Trois types de stockage géologique sont envisageables :
- Le stockage dans les aquifères salins profonds qui offrent les capacités de stockage les plus importantes (capacité estimée par le GIEC à 10 000 milliards de tonnes de CO2, source IPCC 2005).
- Le stockage dans des gisements de pétrole et de gaz naturels épuisés ou en phase de déclin, est l’adaptation d’un procédé déjà largement expérimenté dans l’industrie pétrolière appelé EOR et destiné à améliorer la productivité des champs de pétrole.
- Le stockage dans des veines de charbon profondes inexploitables, qui bénéficie de l’affinité du CO2 pour le charbon. Il reprend la méthode dite de récupération ECBM (Enhanced Coal Bed Methane) pour exploiter le gaz naturel piégé dans ces structures.

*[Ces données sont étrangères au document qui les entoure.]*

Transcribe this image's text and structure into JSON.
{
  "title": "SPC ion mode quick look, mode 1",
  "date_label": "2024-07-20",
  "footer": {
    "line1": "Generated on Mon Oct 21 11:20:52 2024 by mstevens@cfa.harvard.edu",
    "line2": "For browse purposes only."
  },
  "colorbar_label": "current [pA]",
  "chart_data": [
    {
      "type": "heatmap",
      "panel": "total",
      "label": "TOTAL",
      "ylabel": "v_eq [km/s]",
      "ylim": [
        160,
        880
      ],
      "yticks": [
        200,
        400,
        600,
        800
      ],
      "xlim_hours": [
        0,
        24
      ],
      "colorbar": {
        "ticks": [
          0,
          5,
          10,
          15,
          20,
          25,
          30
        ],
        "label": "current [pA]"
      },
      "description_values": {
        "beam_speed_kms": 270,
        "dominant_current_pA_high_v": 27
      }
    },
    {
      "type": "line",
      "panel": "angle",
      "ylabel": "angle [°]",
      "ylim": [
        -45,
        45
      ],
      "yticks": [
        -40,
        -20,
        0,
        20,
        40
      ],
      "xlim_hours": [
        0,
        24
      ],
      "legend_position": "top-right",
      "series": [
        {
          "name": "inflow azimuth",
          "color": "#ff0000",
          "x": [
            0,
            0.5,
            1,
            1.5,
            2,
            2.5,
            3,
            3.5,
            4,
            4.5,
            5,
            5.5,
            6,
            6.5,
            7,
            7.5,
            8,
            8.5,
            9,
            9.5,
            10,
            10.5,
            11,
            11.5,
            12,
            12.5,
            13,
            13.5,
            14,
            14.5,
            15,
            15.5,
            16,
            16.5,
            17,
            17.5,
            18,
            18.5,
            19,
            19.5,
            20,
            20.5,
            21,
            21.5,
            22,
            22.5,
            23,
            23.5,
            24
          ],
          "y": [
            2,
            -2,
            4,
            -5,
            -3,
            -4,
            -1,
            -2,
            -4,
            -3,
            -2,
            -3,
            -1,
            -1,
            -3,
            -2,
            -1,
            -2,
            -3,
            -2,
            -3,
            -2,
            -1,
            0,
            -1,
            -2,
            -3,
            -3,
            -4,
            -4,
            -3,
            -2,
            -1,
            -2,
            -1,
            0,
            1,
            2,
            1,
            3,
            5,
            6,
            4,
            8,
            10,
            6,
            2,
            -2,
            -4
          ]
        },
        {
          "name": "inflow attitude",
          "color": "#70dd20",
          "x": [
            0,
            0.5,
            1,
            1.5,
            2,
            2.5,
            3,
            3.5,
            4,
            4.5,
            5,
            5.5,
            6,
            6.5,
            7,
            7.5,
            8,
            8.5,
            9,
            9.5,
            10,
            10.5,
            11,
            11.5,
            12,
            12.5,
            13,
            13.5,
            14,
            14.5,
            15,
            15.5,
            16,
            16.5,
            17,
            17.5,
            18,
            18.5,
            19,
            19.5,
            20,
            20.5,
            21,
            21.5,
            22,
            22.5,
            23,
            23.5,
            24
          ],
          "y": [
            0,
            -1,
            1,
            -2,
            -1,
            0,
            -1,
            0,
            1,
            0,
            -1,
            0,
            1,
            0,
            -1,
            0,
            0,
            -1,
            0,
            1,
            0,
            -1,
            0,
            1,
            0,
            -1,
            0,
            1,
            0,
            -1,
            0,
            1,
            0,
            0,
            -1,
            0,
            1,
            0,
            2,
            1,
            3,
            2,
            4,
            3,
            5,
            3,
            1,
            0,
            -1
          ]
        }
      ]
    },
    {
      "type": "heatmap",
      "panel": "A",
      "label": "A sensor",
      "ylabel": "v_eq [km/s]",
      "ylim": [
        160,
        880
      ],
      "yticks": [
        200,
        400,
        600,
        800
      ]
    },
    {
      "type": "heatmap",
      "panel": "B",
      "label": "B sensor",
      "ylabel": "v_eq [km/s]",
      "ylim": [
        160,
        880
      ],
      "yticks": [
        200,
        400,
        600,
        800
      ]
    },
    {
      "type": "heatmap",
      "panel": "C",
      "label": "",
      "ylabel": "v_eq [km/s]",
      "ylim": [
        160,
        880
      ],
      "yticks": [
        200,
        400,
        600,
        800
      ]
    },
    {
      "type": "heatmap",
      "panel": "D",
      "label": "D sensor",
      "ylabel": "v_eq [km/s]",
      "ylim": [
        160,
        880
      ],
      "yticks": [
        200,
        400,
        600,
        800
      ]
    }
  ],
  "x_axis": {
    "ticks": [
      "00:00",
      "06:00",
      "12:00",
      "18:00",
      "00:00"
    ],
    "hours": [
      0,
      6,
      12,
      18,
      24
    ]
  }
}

Le CO2 plus léger que l’eau aura tendance à remonter vers la surface, aussi pour garantir l'étanchéité du stockage. Il faut vérifier la présence, au-dessus de la roche réservoir, d'une couverture imperméable, composée par exemple d'argiles ou de sels.
Le CO2 doit être injecté à une profondeur suffisante dans le sous-sol afin d'atteindre les conditions de pression et de température qui déterminent son passage à l'état supercritique (plus de 31 °C à 74 bars de pression). Dans cet état, le CO2 est plus dense et occupe moins de volume. La profondeur nécessaire pour atteindre l'état supercritique dépend de la température locale en profondeur, elle se situe entre 700 et 900 mètres.